This exercise is a common problem in e-commerce and brick-and-mortar retail systems. A customer shops from some form of catalog, selecting items and quantities they wish to purchase. When they are ready, they “check out”, that is, complete their purchase, at which point they are given a total amount of money they owe for the purchase of a specific set of items.
In the bounds of this problem, certain groups of items can be taken together as a “bundle” with a different price. e.g. if I buy a single apple in isolation it costs $1.99, if I buy two apples it’s $2.15. More complex combinations are possible - e.g. a loaf of bread “A” purchased with two sticks of margarine “B” and the second stick of margarine is free (e.g. $0).
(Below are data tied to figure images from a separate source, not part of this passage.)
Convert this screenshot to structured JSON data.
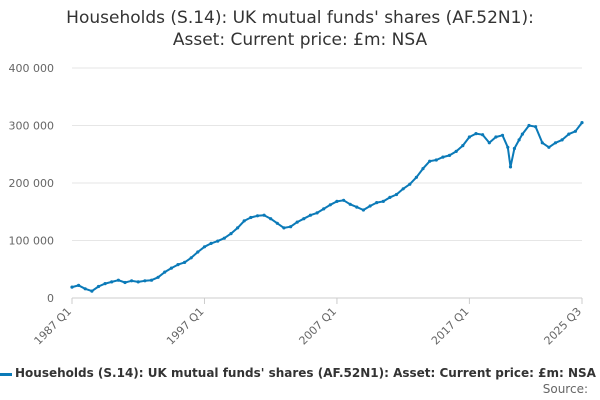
{
  "title_lines": [
    "Households (S.14): UK mutual funds' shares (AF.52N1):",
    "Asset: Current price: £m: NSA"
  ],
  "source_label": "Source:",
  "colors": {
    "series": "#0b7ab8",
    "grid": "#e6e6e6",
    "axis": "#cccccc"
  },
  "chart_data": {
    "type": "line",
    "title": "Households (S.14): UK mutual funds' shares (AF.52N1): Asset: Current price: £m: NSA",
    "xlabel": "",
    "ylabel": "",
    "grid": true,
    "legend": "bottom",
    "x_range": [
      "1987 Q1",
      "2025 Q3"
    ],
    "ylim": [
      0,
      400000
    ],
    "y_ticks": [
      0,
      100000,
      200000,
      300000,
      400000
    ],
    "y_tick_labels": [
      "0",
      "100 000",
      "200 000",
      "300 000",
      "400 000"
    ],
    "x_ticks": [
      {
        "x": 1987.0,
        "label": "1987 Q1"
      },
      {
        "x": 1997.0,
        "label": "1997 Q1"
      },
      {
        "x": 2007.0,
        "label": "2007 Q1"
      },
      {
        "x": 2017.0,
        "label": "2017 Q1"
      },
      {
        "x": 2025.5,
        "label": "2025 Q3"
      }
    ],
    "series": [
      {
        "name": "Households (S.14): UK mutual funds' shares (AF.52N1): Asset: Current price: £m: NSA",
        "points": [
          [
            1987.0,
            19000
          ],
          [
            1987.5,
            22000
          ],
          [
            1988.0,
            16000
          ],
          [
            1988.5,
            12000
          ],
          [
            1989.0,
            20000
          ],
          [
            1989.5,
            25000
          ],
          [
            1990.0,
            28000
          ],
          [
            1990.5,
            31000
          ],
          [
            1991.0,
            27000
          ],
          [
            1991.5,
            30000
          ],
          [
            1992.0,
            28000
          ],
          [
            1992.5,
            30000
          ],
          [
            1993.0,
            31000
          ],
          [
            1993.5,
            36000
          ],
          [
            1994.0,
            45000
          ],
          [
            1994.5,
            52000
          ],
          [
            1995.0,
            58000
          ],
          [
            1995.5,
            62000
          ],
          [
            1996.0,
            70000
          ],
          [
            1996.5,
            80000
          ],
          [
            1997.0,
            89000
          ],
          [
            1997.5,
            95000
          ],
          [
            1998.0,
            99000
          ],
          [
            1998.5,
            104000
          ],
          [
            1999.0,
            112000
          ],
          [
            1999.5,
            122000
          ],
          [
            2000.0,
            134000
          ],
          [
            2000.5,
            140000
          ],
          [
            2001.0,
            143000
          ],
          [
            2001.5,
            144000
          ],
          [
            2002.0,
            138000
          ],
          [
            2002.5,
            130000
          ],
          [
            2003.0,
            122000
          ],
          [
            2003.5,
            124000
          ],
          [
            2004.0,
            132000
          ],
          [
            2004.5,
            138000
          ],
          [
            2005.0,
            144000
          ],
          [
            2005.5,
            148000
          ],
          [
            2006.0,
            155000
          ],
          [
            2006.5,
            162000
          ],
          [
            2007.0,
            168000
          ],
          [
            2007.5,
            170000
          ],
          [
            2008.0,
            163000
          ],
          [
            2008.5,
            158000
          ],
          [
            2009.0,
            153000
          ],
          [
            2009.5,
            160000
          ],
          [
            2010.0,
            166000
          ],
          [
            2010.5,
            168000
          ],
          [
            2011.0,
            175000
          ],
          [
            2011.5,
            180000
          ],
          [
            2012.0,
            190000
          ],
          [
            2012.5,
            198000
          ],
          [
            2013.0,
            210000
          ],
          [
            2013.5,
            225000
          ],
          [
            2014.0,
            238000
          ],
          [
            2014.5,
            240000
          ],
          [
            2015.0,
            245000
          ],
          [
            2015.5,
            248000
          ],
          [
            2016.0,
            255000
          ],
          [
            2016.5,
            265000
          ],
          [
            2017.0,
            280000
          ],
          [
            2017.5,
            286000
          ],
          [
            2018.0,
            284000
          ],
          [
            2018.5,
            270000
          ],
          [
            2019.0,
            280000
          ],
          [
            2019.5,
            283000
          ],
          [
            2019.9,
            262000
          ],
          [
            2020.1,
            228000
          ],
          [
            2020.4,
            260000
          ],
          [
            2020.75,
            275000
          ],
          [
            2021.0,
            285000
          ],
          [
            2021.5,
            300000
          ],
          [
            2022.0,
            298000
          ],
          [
            2022.5,
            270000
          ],
          [
            2023.0,
            262000
          ],
          [
            2023.5,
            270000
          ],
          [
            2024.0,
            275000
          ],
          [
            2024.5,
            285000
          ],
          [
            2025.0,
            290000
          ],
          [
            2025.5,
            305000
          ]
        ]
      }
    ]
  }
}
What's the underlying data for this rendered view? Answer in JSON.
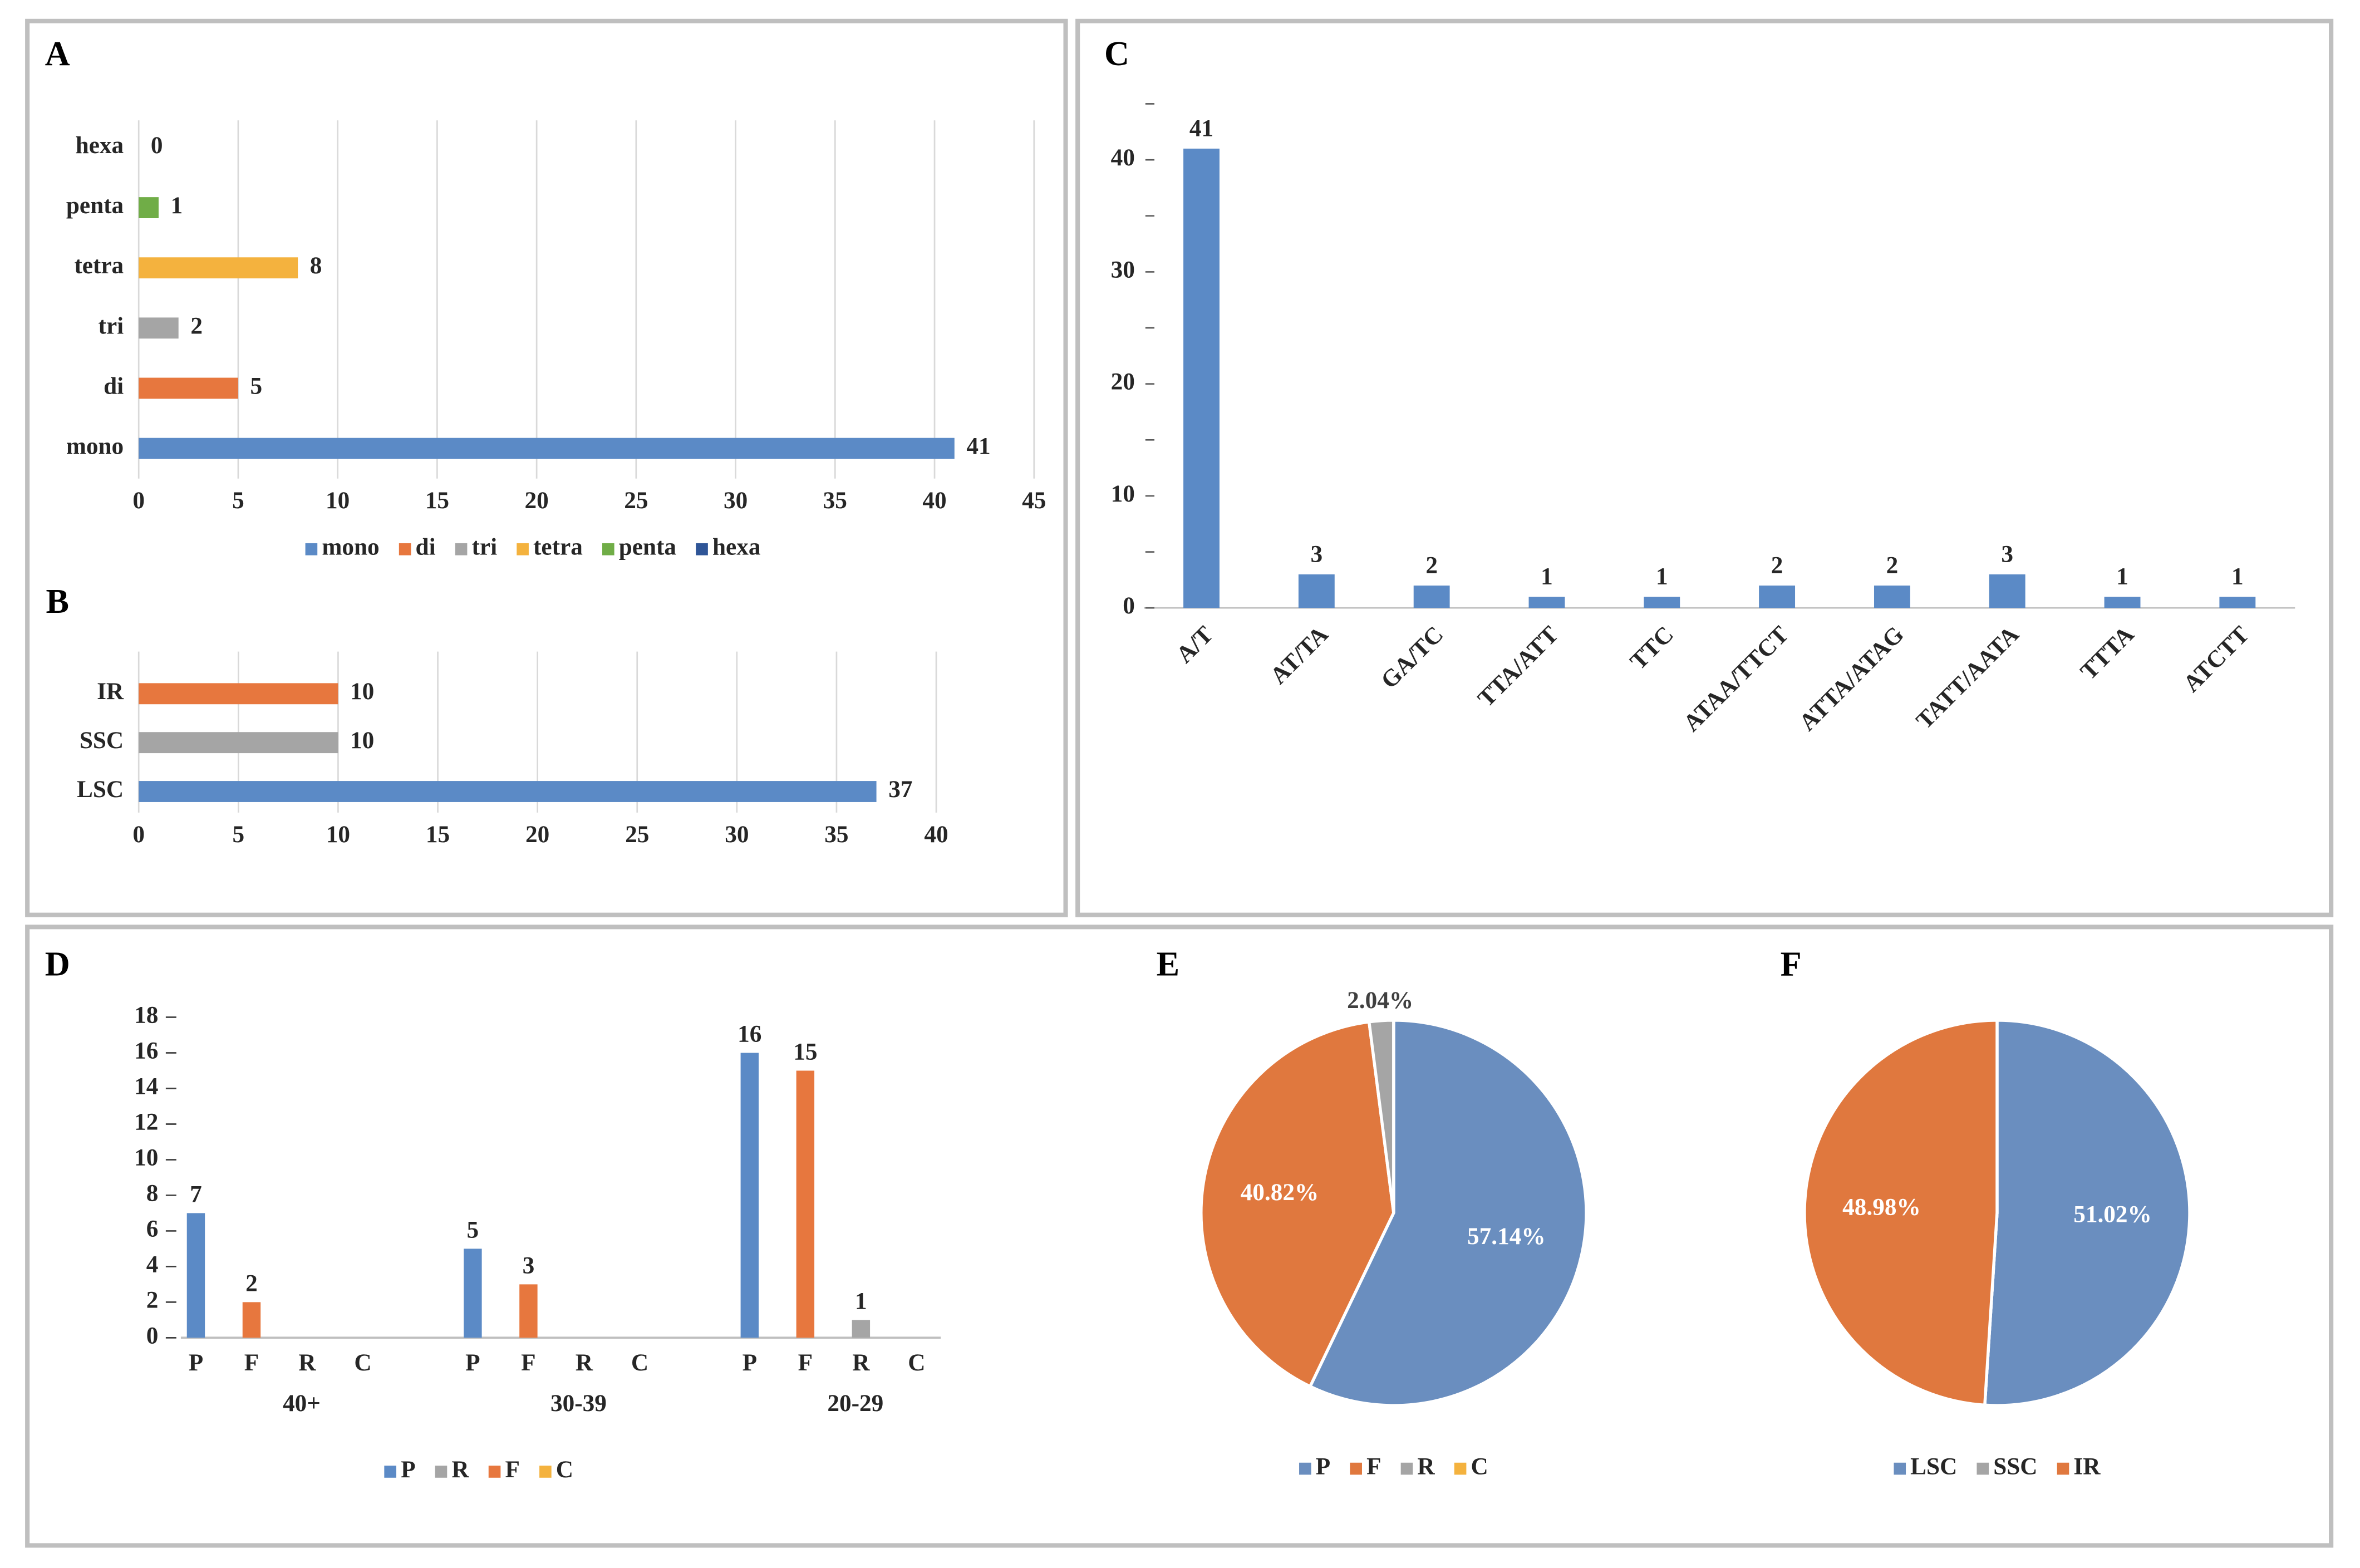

The same item may appear in more than one bundle, e.g. any one “cart” of items might be able to be combined in more than one way.
For this exercise, produce an API and implementation for a service that accepts a collection of items the customer wishes to purchase (e.g. items and quantities), and produces the lowest possible price for that collection of items. The API is to be called by other applications in the same JVM, e.g. don’t worry about providing a REST or other remote interface to the API, just the actual method calls is fine.
The API is initialized with information that provides all the possible bundles and the catalog of items and their prices. Once it is initialized, many calls can be made at once to the API to produce a total price for collections of items, and it should be able to handle multiple simultaneous calls without errors (e.g. if I’m computing the price for one call, that should not interfere with computing the price for another call).